Su infancia había sido una mezcla de dulzura y retos. Sus padres la amaban, pero el deseo de que fuera fuerte a veces la había hecho sentir como si no pudiera mostrar ninguna debilidad. A menudo se sentía como si estuviera cumpliendo con una expectativa invisible que pesaba sobre sus hombros. Y en medio de todo eso, Thalía se convirtió en alguien que, aunque amable, mantenía siempre una parte de sí misma reservada, oculta de los demás.

Quizá fue por eso que, al conocer a Dean, sintió una resistencia inicial tan fuerte. La idea de depender de alguien o abrirse emocionalmente le resultaba tan ajena, tan peligrosa. Pero, en el fondo, sabía que las barreras que había erigido en su niñez, las que la habían protegido durante tanto tiempo, podían estar impidiendo algo más: una conexión verdadera con quienes realmente le importaban.

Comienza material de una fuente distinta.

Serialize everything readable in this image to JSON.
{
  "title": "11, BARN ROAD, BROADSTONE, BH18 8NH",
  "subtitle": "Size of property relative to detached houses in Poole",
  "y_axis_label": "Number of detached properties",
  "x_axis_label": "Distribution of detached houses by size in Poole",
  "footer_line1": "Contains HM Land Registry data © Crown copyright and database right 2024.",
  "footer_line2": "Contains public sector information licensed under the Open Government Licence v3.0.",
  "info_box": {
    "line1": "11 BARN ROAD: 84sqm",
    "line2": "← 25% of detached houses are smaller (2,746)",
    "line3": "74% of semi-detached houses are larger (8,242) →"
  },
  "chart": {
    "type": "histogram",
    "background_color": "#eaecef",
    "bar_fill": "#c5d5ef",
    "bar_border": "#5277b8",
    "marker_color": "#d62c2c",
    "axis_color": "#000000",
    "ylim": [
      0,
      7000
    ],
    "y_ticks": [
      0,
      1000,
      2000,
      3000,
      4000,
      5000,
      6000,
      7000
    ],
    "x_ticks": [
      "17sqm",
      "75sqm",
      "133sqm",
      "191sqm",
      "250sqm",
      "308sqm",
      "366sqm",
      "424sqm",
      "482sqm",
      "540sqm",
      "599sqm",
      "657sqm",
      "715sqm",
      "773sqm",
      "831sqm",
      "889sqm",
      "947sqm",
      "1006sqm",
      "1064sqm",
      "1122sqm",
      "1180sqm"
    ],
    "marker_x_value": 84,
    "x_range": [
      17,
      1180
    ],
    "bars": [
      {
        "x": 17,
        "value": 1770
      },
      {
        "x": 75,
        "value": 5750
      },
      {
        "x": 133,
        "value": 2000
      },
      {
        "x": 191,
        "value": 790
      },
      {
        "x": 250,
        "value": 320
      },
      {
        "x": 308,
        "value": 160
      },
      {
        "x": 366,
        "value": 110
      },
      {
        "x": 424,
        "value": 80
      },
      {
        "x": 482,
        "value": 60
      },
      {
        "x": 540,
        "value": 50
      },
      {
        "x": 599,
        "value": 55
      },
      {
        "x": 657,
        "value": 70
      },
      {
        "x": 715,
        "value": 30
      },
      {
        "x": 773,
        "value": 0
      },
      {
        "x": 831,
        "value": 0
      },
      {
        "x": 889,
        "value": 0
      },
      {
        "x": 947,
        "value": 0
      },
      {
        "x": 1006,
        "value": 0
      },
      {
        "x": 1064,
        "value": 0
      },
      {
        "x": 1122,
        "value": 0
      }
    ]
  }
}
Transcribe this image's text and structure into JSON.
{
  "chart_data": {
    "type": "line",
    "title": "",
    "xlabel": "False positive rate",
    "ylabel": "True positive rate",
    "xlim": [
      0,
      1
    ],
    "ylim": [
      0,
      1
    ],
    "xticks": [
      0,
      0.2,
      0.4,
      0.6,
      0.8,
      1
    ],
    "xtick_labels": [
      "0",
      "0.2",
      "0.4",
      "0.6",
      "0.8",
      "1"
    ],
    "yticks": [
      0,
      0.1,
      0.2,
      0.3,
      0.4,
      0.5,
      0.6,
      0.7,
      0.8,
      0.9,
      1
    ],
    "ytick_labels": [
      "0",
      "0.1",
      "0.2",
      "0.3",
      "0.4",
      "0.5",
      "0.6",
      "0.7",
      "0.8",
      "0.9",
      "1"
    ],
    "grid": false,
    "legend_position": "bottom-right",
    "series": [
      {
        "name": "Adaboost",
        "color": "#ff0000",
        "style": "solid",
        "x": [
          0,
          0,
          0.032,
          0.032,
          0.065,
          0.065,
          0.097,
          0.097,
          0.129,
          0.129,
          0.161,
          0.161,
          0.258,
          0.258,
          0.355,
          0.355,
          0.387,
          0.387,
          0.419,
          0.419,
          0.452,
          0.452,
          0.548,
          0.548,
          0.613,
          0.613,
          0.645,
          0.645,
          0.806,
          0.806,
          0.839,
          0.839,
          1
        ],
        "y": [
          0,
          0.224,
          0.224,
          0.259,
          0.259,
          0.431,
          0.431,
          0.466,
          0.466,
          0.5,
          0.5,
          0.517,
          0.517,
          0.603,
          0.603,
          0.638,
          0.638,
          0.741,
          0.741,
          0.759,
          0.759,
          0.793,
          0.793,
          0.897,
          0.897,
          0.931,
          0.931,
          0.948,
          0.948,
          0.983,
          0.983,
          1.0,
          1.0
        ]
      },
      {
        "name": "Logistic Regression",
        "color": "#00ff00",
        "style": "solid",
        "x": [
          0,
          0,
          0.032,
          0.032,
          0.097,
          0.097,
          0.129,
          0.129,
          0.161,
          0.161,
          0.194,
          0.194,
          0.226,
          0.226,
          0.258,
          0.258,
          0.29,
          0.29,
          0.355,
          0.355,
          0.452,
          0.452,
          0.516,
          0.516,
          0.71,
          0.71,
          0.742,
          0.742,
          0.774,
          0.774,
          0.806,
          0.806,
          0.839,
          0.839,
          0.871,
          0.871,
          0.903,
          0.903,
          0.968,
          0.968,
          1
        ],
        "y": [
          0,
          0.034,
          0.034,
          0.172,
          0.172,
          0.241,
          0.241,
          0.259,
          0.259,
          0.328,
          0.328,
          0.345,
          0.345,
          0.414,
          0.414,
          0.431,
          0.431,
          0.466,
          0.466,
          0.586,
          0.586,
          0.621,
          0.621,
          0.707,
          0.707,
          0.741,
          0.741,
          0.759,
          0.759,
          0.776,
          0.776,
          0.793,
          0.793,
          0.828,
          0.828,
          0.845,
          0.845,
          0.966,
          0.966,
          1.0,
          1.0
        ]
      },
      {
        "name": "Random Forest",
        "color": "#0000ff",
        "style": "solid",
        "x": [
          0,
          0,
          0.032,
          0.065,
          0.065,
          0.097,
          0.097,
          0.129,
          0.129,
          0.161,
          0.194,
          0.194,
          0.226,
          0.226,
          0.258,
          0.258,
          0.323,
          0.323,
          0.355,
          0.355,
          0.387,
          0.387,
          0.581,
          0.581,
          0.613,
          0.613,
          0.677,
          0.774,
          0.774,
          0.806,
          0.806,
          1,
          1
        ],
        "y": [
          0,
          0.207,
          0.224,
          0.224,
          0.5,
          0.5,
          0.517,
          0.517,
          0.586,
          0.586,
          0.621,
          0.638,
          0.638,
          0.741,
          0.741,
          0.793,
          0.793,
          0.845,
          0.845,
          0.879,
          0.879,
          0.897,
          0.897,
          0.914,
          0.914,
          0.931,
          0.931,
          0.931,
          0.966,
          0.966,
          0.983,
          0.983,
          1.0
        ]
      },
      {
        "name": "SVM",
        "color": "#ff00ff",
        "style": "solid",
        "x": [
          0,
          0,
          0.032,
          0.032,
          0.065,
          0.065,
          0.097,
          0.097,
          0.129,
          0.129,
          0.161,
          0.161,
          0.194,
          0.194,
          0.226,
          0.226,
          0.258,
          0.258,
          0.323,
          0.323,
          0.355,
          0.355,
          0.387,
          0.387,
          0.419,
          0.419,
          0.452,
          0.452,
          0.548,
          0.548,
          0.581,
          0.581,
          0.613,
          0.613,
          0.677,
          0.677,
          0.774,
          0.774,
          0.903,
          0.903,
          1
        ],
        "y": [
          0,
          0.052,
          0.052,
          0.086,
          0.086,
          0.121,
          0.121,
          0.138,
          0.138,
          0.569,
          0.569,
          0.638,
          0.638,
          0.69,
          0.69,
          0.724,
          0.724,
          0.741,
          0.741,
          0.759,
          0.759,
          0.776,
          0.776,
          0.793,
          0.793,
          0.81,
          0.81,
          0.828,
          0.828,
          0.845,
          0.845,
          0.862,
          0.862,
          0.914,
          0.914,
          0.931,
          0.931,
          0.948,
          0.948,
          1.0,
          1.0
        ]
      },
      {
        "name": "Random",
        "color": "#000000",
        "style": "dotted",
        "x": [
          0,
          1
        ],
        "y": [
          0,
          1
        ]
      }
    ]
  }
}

Mientras estaba acostada en la cama de la casa de Dean, los recuerdos de su infancia la invadieron y no pudo evitar preguntarse si esas experiencias la habían preparado para lo que estaba viviendo ahora. Toda su vida había luchado por ser independiente, por ser fuerte. Pero en el mundo en el que estaba inmersa ahora, donde ángeles y secretos divinos giraban a su alrededor, esa fortaleza interna tenía que ser compartida, distribuida entre aquellos que la rodeaban, como Dean y Simon. Tal vez, para poder seguir adelante, tenía que aprender a soltar un poco el control, a permitir que otras personas la sostuvieran cuando las cosas se volvieran demasiado pesadas.

El invierno en la casa de Dean parecía casi eterno, y el tiempo allí le daba espacio para reflexionar sobre quién había sido, quién era ahora, y quién podía llegar a ser. Dean había traído algo nuevo a su vida, algo que la asustaba pero también la emocionaba. Y aunque aún no sabía exactamente qué significaba todo, había algo en ella que le decía que estaba en el lugar correcto, en el momento correcto.

Quizá, pensó mientras el sueño comenzaba a vencerla, su infancia no había sido solo un refugio de sus propios miedos, sino una preparación para algo mucho más grande de lo que nunca hubiera imaginado.